Для человека «той высоты духа, какую он (А. С.) явил в „Пророке" и в „Отцах-пустынниках", счастливый исход обернулся бы, конечно же, жизненной катастрофой. В любом случае на душу был бы взят грех убийства». Но так ли верно утверждение В. С. насчет невозможности новых светлых произведений? Начнем с конца. Почему именно светлых? Видимо потому, что, во-первых, раньше были «светлые» (о чем мы сейчас спорить не будем, а так и примем); во-вторых же, потому, что эстетика энциклопедиста требует именно «светлых». А что если жизненная катастрофа дала бы толчок к созданию «темных»? Тех «темных», которые возникли в нашем, богатом жизненными катастрофами, столетии? В том-то все и дело, что христианский мыслитель был сыном своего века, последнего века, рассчитанного на гармонию, века, рассчитанного на «светлые» произведения, века, отвергнувшего или — скорее всего — пропустившего при чтении слова Иова: «ибо человек рождается на страдание, чтобы, как искры, взлетать вверх». Как знать, не стал бы наш первый поэт новым Иовом или поэтом отчаяния, поэтом абсурда — следующей ступени отчаяния?

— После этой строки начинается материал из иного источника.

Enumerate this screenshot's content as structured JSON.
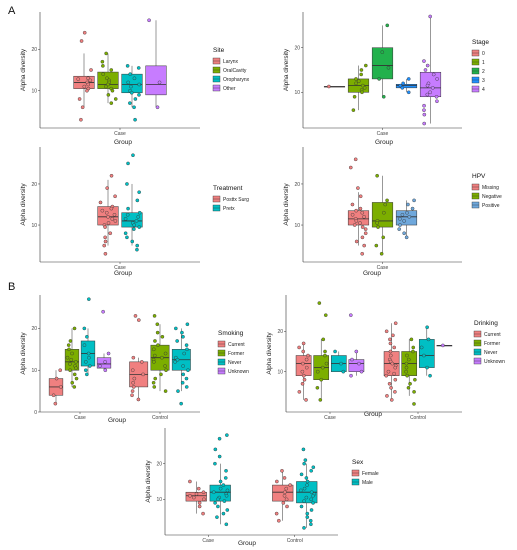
{
  "figure": {
    "panel_labels": [
      "A",
      "B"
    ],
    "colors": {
      "red": "#f08080",
      "green": "#7cae00",
      "teal": "#00bfc4",
      "violet": "#c77cff",
      "green2": "#22b14c",
      "blue2": "#1e90ff"
    }
  },
  "chart_data": [
    {
      "id": "A1",
      "type": "box",
      "panel": "A",
      "xlabel": "Group",
      "ylabel": "Alpha diversity",
      "categories": [
        "Case"
      ],
      "yticks": [
        10,
        20
      ],
      "ylim": [
        1,
        29
      ],
      "legend": {
        "title": "Site",
        "placement": "right"
      },
      "series": [
        {
          "name": "Larynx",
          "color": "#f08080",
          "q1": 10.5,
          "median": 12,
          "q3": 13.5,
          "min": 6,
          "max": 19,
          "points": [
            24,
            22,
            15,
            13,
            12.8,
            12.5,
            12,
            11.5,
            11,
            10.5,
            10,
            8,
            6,
            3
          ]
        },
        {
          "name": "OralCavity",
          "color": "#7cae00",
          "q1": 10.5,
          "median": 11.5,
          "q3": 14.5,
          "min": 7,
          "max": 19,
          "points": [
            19,
            17,
            16,
            15,
            14,
            13,
            12.5,
            12,
            11.5,
            11,
            10.5,
            10,
            9,
            8,
            7
          ]
        },
        {
          "name": "Oropharynx",
          "color": "#00bfc4",
          "q1": 9.5,
          "median": 11.5,
          "q3": 14,
          "min": 6,
          "max": 16,
          "points": [
            16,
            15.5,
            14,
            13,
            12,
            11.5,
            11,
            10,
            9.5,
            9,
            8,
            7,
            6,
            3
          ]
        },
        {
          "name": "Other",
          "color": "#c77cff",
          "q1": 9,
          "median": 11.5,
          "q3": 16,
          "min": 6,
          "max": 27,
          "points": [
            27,
            12,
            6
          ]
        }
      ]
    },
    {
      "id": "A2",
      "type": "box",
      "panel": "A",
      "xlabel": "Group",
      "ylabel": "Alpha diversity",
      "categories": [
        "Case"
      ],
      "yticks": [
        10,
        20
      ],
      "ylim": [
        2,
        28
      ],
      "legend": {
        "title": "Stage",
        "placement": "right"
      },
      "series": [
        {
          "name": "0",
          "color": "#f08080",
          "q1": 11.3,
          "median": 11.3,
          "q3": 11.3,
          "min": 11.3,
          "max": 11.3,
          "points": [
            11.3
          ]
        },
        {
          "name": "1",
          "color": "#7cae00",
          "q1": 10,
          "median": 11.5,
          "q3": 13,
          "min": 6,
          "max": 16,
          "points": [
            16,
            15,
            14,
            13,
            12.5,
            12,
            11.5,
            11,
            10.5,
            10,
            9,
            6
          ]
        },
        {
          "name": "2",
          "color": "#22b14c",
          "q1": 13,
          "median": 16,
          "q3": 20,
          "min": 9,
          "max": 25,
          "points": [
            25,
            19,
            15.5,
            13,
            9
          ]
        },
        {
          "name": "3",
          "color": "#1e90ff",
          "q1": 11,
          "median": 11.5,
          "q3": 11.8,
          "min": 10,
          "max": 13,
          "points": [
            13,
            12,
            11.5,
            11,
            10
          ]
        },
        {
          "name": "4",
          "color": "#c77cff",
          "q1": 9,
          "median": 11,
          "q3": 14.5,
          "min": 3,
          "max": 27,
          "points": [
            27,
            17,
            16,
            15,
            14,
            13,
            12,
            11.5,
            11,
            10,
            9.5,
            9,
            8,
            7,
            6,
            5,
            3
          ]
        }
      ]
    },
    {
      "id": "A3",
      "type": "box",
      "panel": "A",
      "xlabel": "Group",
      "ylabel": "Alpha diversity",
      "categories": [
        "Case"
      ],
      "yticks": [
        10,
        20
      ],
      "ylim": [
        1,
        29
      ],
      "legend": {
        "title": "Treatment",
        "placement": "right"
      },
      "series": [
        {
          "name": "Posttx Surg",
          "color": "#f08080",
          "q1": 10,
          "median": 12,
          "q3": 14.5,
          "min": 5,
          "max": 21,
          "points": [
            22,
            19,
            17,
            15.5,
            14.5,
            14,
            13.5,
            13,
            12.5,
            12,
            11.5,
            11,
            10.5,
            10,
            9.5,
            8,
            7,
            6,
            5,
            3
          ]
        },
        {
          "name": "Pretx",
          "color": "#00bfc4",
          "q1": 9.5,
          "median": 11,
          "q3": 13,
          "min": 5,
          "max": 20,
          "points": [
            27,
            25,
            20,
            18,
            16,
            14,
            13,
            12.5,
            12,
            11.5,
            11,
            10.5,
            10,
            9.5,
            9,
            8,
            7,
            6,
            5,
            4
          ]
        }
      ]
    },
    {
      "id": "A4",
      "type": "box",
      "panel": "A",
      "xlabel": "Group",
      "ylabel": "Alpha diversity",
      "categories": [
        "Case"
      ],
      "yticks": [
        10,
        20
      ],
      "ylim": [
        1,
        29
      ],
      "legend": {
        "title": "HPV",
        "placement": "right"
      },
      "series": [
        {
          "name": "Missing",
          "color": "#f08080",
          "q1": 10,
          "median": 11.5,
          "q3": 13.5,
          "min": 5,
          "max": 18,
          "points": [
            26,
            24,
            19,
            17,
            15,
            14,
            13.5,
            13,
            12.5,
            12,
            11.5,
            11,
            10.5,
            10,
            9.5,
            9,
            8,
            7,
            6,
            5,
            3
          ]
        },
        {
          "name": "Negative",
          "color": "#7cae00",
          "q1": 9.5,
          "median": 11,
          "q3": 15.5,
          "min": 3,
          "max": 22,
          "points": [
            22,
            16,
            15,
            13,
            11,
            10.5,
            9.5,
            7,
            5,
            3
          ]
        },
        {
          "name": "Positive",
          "color": "#6fa8dc",
          "q1": 10,
          "median": 12,
          "q3": 13.5,
          "min": 7,
          "max": 16,
          "points": [
            16,
            15,
            14,
            13,
            12.5,
            12,
            11.5,
            11,
            10,
            9,
            8,
            7
          ]
        }
      ]
    },
    {
      "id": "B1",
      "type": "box",
      "panel": "B",
      "xlabel": "Group",
      "ylabel": "Alpha diversity",
      "categories": [
        "Case",
        "Control"
      ],
      "yticks": [
        0,
        10,
        20
      ],
      "ylim": [
        0,
        28
      ],
      "legend": {
        "title": "Smoking",
        "placement": "right"
      },
      "groups": [
        {
          "category": "Case",
          "series": [
            {
              "name": "Current",
              "color": "#f08080",
              "q1": 4,
              "median": 6,
              "q3": 8,
              "min": 2,
              "max": 10,
              "points": [
                10,
                8,
                6,
                4,
                2
              ]
            },
            {
              "name": "Former",
              "color": "#7cae00",
              "q1": 10,
              "median": 12,
              "q3": 15,
              "min": 6,
              "max": 20,
              "points": [
                20,
                17,
                16,
                15,
                14,
                13,
                12.5,
                12,
                11.5,
                11,
                10.5,
                10,
                9,
                8,
                7,
                6
              ]
            },
            {
              "name": "Never",
              "color": "#00bfc4",
              "q1": 11,
              "median": 14,
              "q3": 17,
              "min": 9,
              "max": 20,
              "points": [
                27,
                20,
                18,
                16,
                14,
                13,
                12,
                11,
                10,
                9
              ]
            },
            {
              "name": "Unknown",
              "color": "#c77cff",
              "q1": 10.5,
              "median": 11.5,
              "q3": 13,
              "min": 10,
              "max": 14,
              "points": [
                24,
                14,
                12,
                11,
                10
              ]
            }
          ]
        },
        {
          "category": "Control",
          "series": [
            {
              "name": "Current",
              "color": "#f08080",
              "q1": 6,
              "median": 9,
              "q3": 12,
              "min": 3,
              "max": 13,
              "points": [
                23,
                22,
                13,
                12,
                10,
                9,
                8,
                7,
                6,
                5,
                4,
                3
              ]
            },
            {
              "name": "Former",
              "color": "#7cae00",
              "q1": 10,
              "median": 13,
              "q3": 16,
              "min": 5,
              "max": 21,
              "points": [
                23,
                21,
                19,
                18,
                17,
                16,
                15,
                14,
                13.5,
                13,
                12.5,
                12,
                11,
                10,
                9,
                8,
                7,
                6,
                5
              ]
            },
            {
              "name": "Never",
              "color": "#00bfc4",
              "q1": 10,
              "median": 12.5,
              "q3": 15,
              "min": 5,
              "max": 20,
              "points": [
                21,
                20,
                19,
                18,
                17,
                16,
                15,
                14,
                13,
                12.5,
                12,
                11,
                10,
                9,
                8,
                7,
                6,
                5,
                2
              ]
            }
          ]
        }
      ]
    },
    {
      "id": "B2",
      "type": "box",
      "panel": "B",
      "xlabel": "Group",
      "ylabel": "Alpha diversity",
      "categories": [
        "Case",
        "Control"
      ],
      "yticks": [
        10,
        20
      ],
      "ylim": [
        0,
        29
      ],
      "legend": {
        "title": "Drinking",
        "placement": "right"
      },
      "groups": [
        {
          "category": "Case",
          "series": [
            {
              "name": "Current",
              "color": "#f08080",
              "q1": 9,
              "median": 12,
              "q3": 14,
              "min": 3,
              "max": 17,
              "points": [
                17,
                16,
                15,
                14,
                13,
                12,
                11,
                10,
                9,
                8,
                7,
                5,
                3
              ]
            },
            {
              "name": "Former",
              "color": "#7cae00",
              "q1": 8,
              "median": 11,
              "q3": 14,
              "min": 3,
              "max": 18,
              "points": [
                27,
                24,
                18,
                15,
                14,
                12,
                11,
                10,
                8,
                6,
                3
              ]
            },
            {
              "name": "Never",
              "color": "#00bfc4",
              "q1": 10,
              "median": 12,
              "q3": 14,
              "min": 10,
              "max": 15,
              "points": [
                15,
                12,
                10
              ]
            },
            {
              "name": "Unknown",
              "color": "#c77cff",
              "q1": 10,
              "median": 12,
              "q3": 13,
              "min": 9,
              "max": 15,
              "points": [
                24,
                15,
                13,
                12,
                10,
                9
              ]
            }
          ]
        },
        {
          "category": "Control",
          "series": [
            {
              "name": "Current",
              "color": "#f08080",
              "q1": 9,
              "median": 12,
              "q3": 15,
              "min": 3,
              "max": 22,
              "points": [
                22,
                20,
                19,
                18,
                17,
                16,
                15,
                14,
                13,
                12.5,
                12,
                11.5,
                11,
                10,
                9.5,
                9,
                8,
                7,
                6,
                5,
                4,
                3
              ]
            },
            {
              "name": "Former",
              "color": "#7cae00",
              "q1": 9,
              "median": 12,
              "q3": 15,
              "min": 4,
              "max": 18,
              "points": [
                18,
                16,
                15,
                14,
                13,
                12,
                11,
                10,
                9,
                8,
                7,
                6,
                5,
                2
              ]
            },
            {
              "name": "Never",
              "color": "#00bfc4",
              "q1": 11,
              "median": 14,
              "q3": 18,
              "min": 9,
              "max": 21,
              "points": [
                21,
                18,
                16,
                14,
                11,
                9
              ]
            },
            {
              "name": "Unknown",
              "color": "#c77cff",
              "q1": 16.5,
              "median": 16.5,
              "q3": 16.5,
              "min": 16.5,
              "max": 16.5,
              "points": [
                16.5
              ]
            }
          ]
        }
      ]
    },
    {
      "id": "B3",
      "type": "box",
      "panel": "B",
      "xlabel": "Group",
      "ylabel": "Alpha diversity",
      "categories": [
        "Case",
        "Control"
      ],
      "yticks": [
        10,
        20
      ],
      "ylim": [
        0,
        30
      ],
      "legend": {
        "title": "Sex",
        "placement": "right"
      },
      "groups": [
        {
          "category": "Case",
          "series": [
            {
              "name": "Female",
              "color": "#f08080",
              "q1": 9.5,
              "median": 11,
              "q3": 12,
              "min": 6,
              "max": 15,
              "points": [
                15,
                13,
                12,
                11.5,
                11,
                10.5,
                10,
                9,
                8,
                6
              ]
            },
            {
              "name": "Male",
              "color": "#00bfc4",
              "q1": 9.5,
              "median": 12,
              "q3": 14,
              "min": 3,
              "max": 20,
              "points": [
                28,
                27,
                24,
                22,
                20,
                18,
                16,
                15,
                14,
                13,
                12.5,
                12,
                11.5,
                11,
                10.5,
                10,
                9.5,
                9,
                8,
                7,
                6,
                5,
                3
              ]
            }
          ]
        },
        {
          "category": "Control",
          "series": [
            {
              "name": "Female",
              "color": "#f08080",
              "q1": 9.5,
              "median": 12,
              "q3": 14,
              "min": 4,
              "max": 18,
              "points": [
                18,
                16,
                15,
                14,
                13,
                12,
                11,
                10,
                9,
                8,
                6,
                4
              ]
            },
            {
              "name": "Male",
              "color": "#00bfc4",
              "q1": 9,
              "median": 12,
              "q3": 15,
              "min": 2,
              "max": 20,
              "points": [
                24,
                21,
                20,
                19,
                18,
                17,
                16,
                15,
                14,
                13,
                12.5,
                12,
                11.5,
                11,
                10.5,
                10,
                9.5,
                9,
                8,
                7,
                6,
                5,
                4,
                3,
                2
              ]
            }
          ]
        }
      ]
    }
  ]
}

Не пришел ли бы и он к шекспировской мысли, что «готовность — это все», т. е. готовность встретить, принять все, что преподносит тебе судьба? Об этом, конечно, можно только гадать, да и гадать-то особенно не хочется. Эти домыслы возникли только в результате приговора нашего христианского мыслителя, гласящего, что «...никакими сокровищами он больше не мог обогатить нашу словесность». В общем, жизнь, отдаваемая на суд энциклопедиста, не должна быть короткой. Или не должна быть жизнью поэта.

На протяжении всей статьи В. С, будучи христианским мыслителем энциклопедического толка (или — энциклопедистом христианского толка), все время отворачивается от «темного» в жизни первого поэта. Он формально прав — а по отношению к установившейся точке зрения даже революционен — в своем утверждении, что никаких гонений не было. Да, особенных гонений действительно не было. Конечно же «несколько лет невольного, но привольного житья в Кишиневе, Одессе и собственном Михайловском» не есть «гонение и бедствие». В общем, правильно. Но это слишком энциклопедический взгляд на вещи. При таком энциклопедизме и «чудного мгновения» тоже не было. Христианский мыслитель забывает о нехристианском обществе, об атмосфере невежества и ненависти — в народе, в свете, в полусвете, в царских покоях. Это хуже всякой опалы, и это одно может высечь ту самую искру, о которой говорил Иов, но которую не заметил автор статьи о «Судьбе Пушкина». Коротко говоря, человек, создавший мир в себе и носящий его, рано или поздно становится инородным телом в той среде, где он обитает. И на него начинают действовать все физические законы: сжатия, вытеснения, уничтожения. Такова была судьба Пушкина, и ее он персонифицировал в то холодное утро на Черной речке.

И хочется сделать еще одно общее замечание. Что это за такой особенный христианский взор, который радуется «вдохновению» в «величии духа», а от «падения» и «себялюбивого раздражения» с брезгливым сожалением отворачивается? Между тем, падение-то и есть не что иное, как мучение духа. И что это за политика предпочтения «взлета» — «падению»? Не есть ли все это просто-напросто старое клише деления мира и вещей на хорошие—плохие, приобретшее энциклопедические размеры?